TGF YETKİLİSİ UKAV: ÖNCEKİLER DE YANLIŞTI
Türkiye Gazeteciler Federasyonu Genel Sekreter Yardımcısı Süleyman Ukav ise, "Bu konuda ancak kişisel görüşlerimi açıklayabilirim" dedikten sonra, şunları söyledi: "Gerek Meclis Başkanı ile YÖK Başkanı arasındaki konuşmanın, gerekse Maliye Bakanı'nın sözlerinin yayınlanması da yanlıştı bana göre.
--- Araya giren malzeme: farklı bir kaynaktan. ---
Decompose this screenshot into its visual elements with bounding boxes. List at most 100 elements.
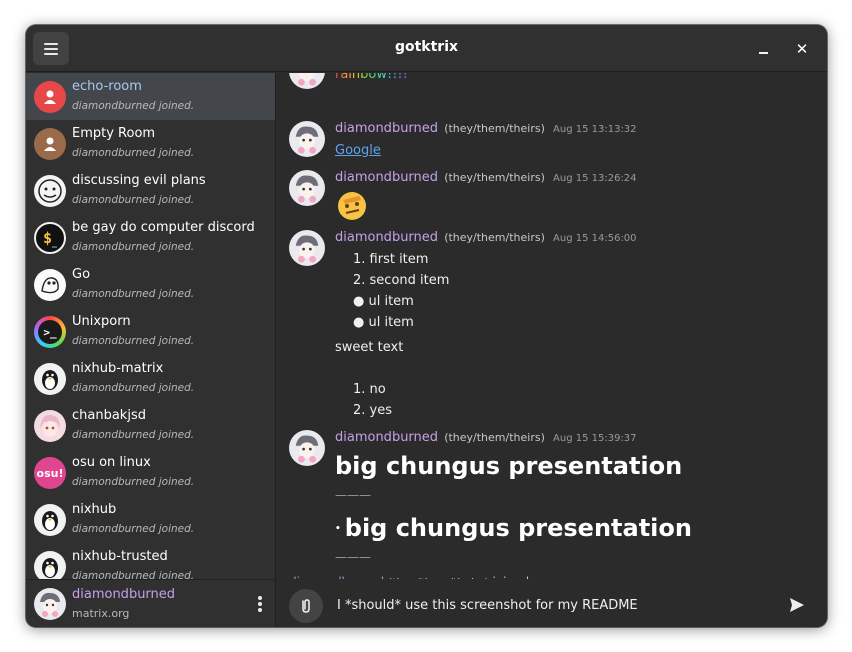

Yayınlanmamalıydı. Bir insanın izni alınmadan özel konuşmasının haber yapılmasını doğru bulmuyorum." Toptan ve Unakıtan olaylarında bu yanlışı dile getirip getirmedikleri konusundaki sorumuza "Biz öyle polemiklere girmiyoruz" diye cevap veren Süleyman Ukav, Federasyonun görüşünün ne olduğu konusunda ise "Bu konuda açıklamayı Başkan yapabilir, ben bir şey söyleyemem" dedi.
BU KONUDAKİ NET DÜŞÜNCENİZ NEDİR?
GAP Gazeteciler Birliği Genel Başkanı Zeynel Abidin Kıymaz da şunları söyledi: "Yılın haberi niteliğinde olan bir habere imza atan Vakit gazetesini hedef gösteren meslek kuruluşlarına çok açık soruyorum, 'Bu konudaki net düşünceniz nedir?' Yok, eğer etik bulmuyorsanız, YÖK Başkanı Özcan ile Meclis Başkanı Sayın Toptan arasında geçen özel fısıldamayı ve Maliye Bakanı Sayın Unakıtan'a ait gizli kayıtları defalarca yayınlayan medya kuruluşları hakkında ne düşünüyorsunuz? Onları da eleştirdiniz de biz mi duymadık? Bu çifte standart değilse, adını siz koyun. Gazeteci hangi görüşten olursa olsun objektif olmak zorundadır. Tutarsızlık kendilerine zarar verdiği kadar kutsal mesleğimize de zarar vermektedir. Artık kıvırmaktan vazgeçip, herkesi dürüst olmaya davet ediyorum."